4 1.3 - Jesus é o Senhor Na época em que o imperador é apresentado como Senhor do mundo, ou melhor, como único senhor do mundo, Lc apresenta Jesus como o Senhor. - Jesus é Senhor (2,11) nascido entre os últimos. - Os senhores deste mundo (3,1-3) são relativizados (3,15-20). - Herodes é raposa (13,32). - Jesus enfrenta o imperador (20,20-26; 23,1-2). - Jesus é o senhor (23,3). - Os pobres e excluídos reconhecem Jesus como o Senhor (2,15-20 - pastores e 5,12 - lepros). 1.4 - Jesus revela a misericódia de Deus Os deuses são distantes do povo, o Deus dos fariseus também. O deus de Jesus é próximo e cheio de misericórdia. - Deus misericordios para com os fracos (1,50-55.) - É Pai (11,2). - Jesus recebe os pecadores (7,36-50; 18,13s). - Jesus recebe os pagãos (7,1-10). - Misericórdia com os pecadores (15,2-32). 1.5 - Jesus, homem do povo As divindades pagãs estão longe do povo, nos montes altos (Olimpo). Javé dos fariseus e saduceus, também (templo).

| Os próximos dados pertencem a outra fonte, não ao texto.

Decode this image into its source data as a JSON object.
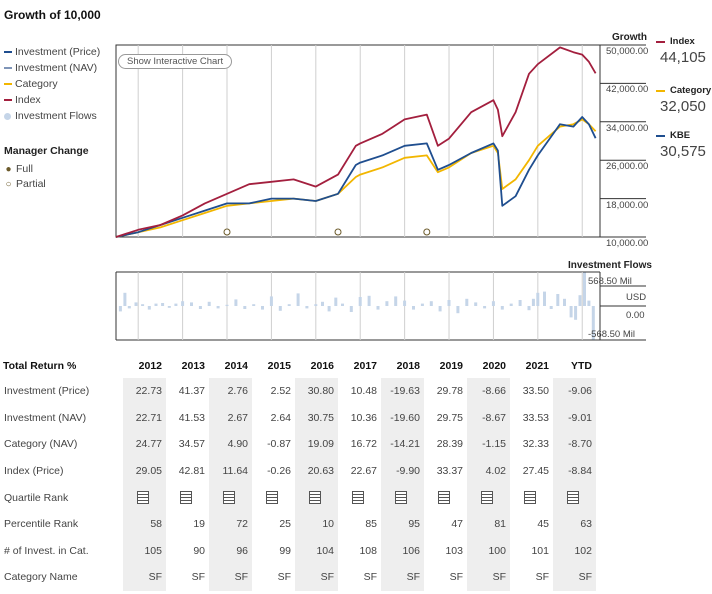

Muitos cristãos olhavam do mesmo modo para Jesus. Lc mostra Jesus no meio do povão: - nasce entre os últimos (l,26-31; 2,1-11). - Jesus é visita de Deus ao povão (1,68-78). - andava entre o povão (4,40; 5,1.3.15.29; 6,17; 8,40; 9,37). 1.6 - Jesus, profeta de Deus Lc apresenta Jesuus como profeta (7,16): Lc 4,17ss Is 61,1ss Lc 6,24-26 Is 5,8-25 Lc 7,22 Is 35, 5-6 Lc 6,20-26 Is 65,13-14 Lc 2,34 Jr 15,10 Jesus como o novo Elias:
5 Lc 7,12-15 1Rs 17,17-24 Lc 9,24 2Rs 1,10-12 Lc 9,6l-62 1Rs 19,19-21 Lc 22,42-44 1Rs 19,4-7 Lc 24,50-51 2Rs 2,11 Tanto Is 1,10ss como 58,1ss, como também Elias (1Rs 21,17-24) são profetas a favor dos pobres. O mesmo se dá com Jesus. 2 - O que é ser discípulo? Para os gregos o que importa é saber e conhecer. O fazer não tem importância. Lc quer persuadir seus fiéis a seguir e não apenas conhecer. Tudo o que se disse sobre Jesus é para a- prender a segui-lo. 2.1 - Caminhar com Jesus (9,57) Jesus, na sua caminhada para Jerusalém (9,51-19,27) revela aos discípulos as exigências do seguimento: - como seguir (9,57-62). - Marta e Maria (10,38-42). - astúcia dos seguidores (13,22-30). - decisão dos seguidores (14,25-35). - os dez leprosos (17,11-19). - cegueira (18,35-43). O caminho com Jesus se aprende deguindo, não se pode olhar para trás. É um seguir até a cruz (9,22). Seguir é romper com o modo de pensar comum. O homem rico (18,22-23) não consegue, pois seu pensar é o comum. Seguir Jesus é redefinir a vida como Pedro, Tiago e João (5,11), como Levi (5,28). Seguir Jesus é rumar para Jerusalém, enfrentar o poder (19,46). 2.2 - Permanecer firme Há uma espera do fim do mundo entre o povo (2Ts 2,1-3; 3,11ss). Isto deixa as pessoas sem assumir nada. Espera-se a mudança total, ou intervenção divina (At 1,6-8). Lc quer corrigir tal visão alienante. Amplia Mc 13. Lc narra a parábola dos talentos (19,12-28). Com isto quer encorajar os discípulos a se engajarem e não cruzar os braços esperando o fim. Lc acrescenta: Pensavam que o Reino de Deus ia se manifestar imediatamente (19,11). A mesma parábola em Mc 13,33-36 e Mt 25,14-30 não traz esta frase. O mesmo se diga de Lc 21,8-11 (não se deixar enganar). Com isto Lc combate falsos profetas que anunciam o fim e pede aos discípulos para permanecerem firmes. Comparando a mesma narração com seus paralelos (Mc 13,5-8 e Mt 24,4-8) se percebe bem a intenção de Lc.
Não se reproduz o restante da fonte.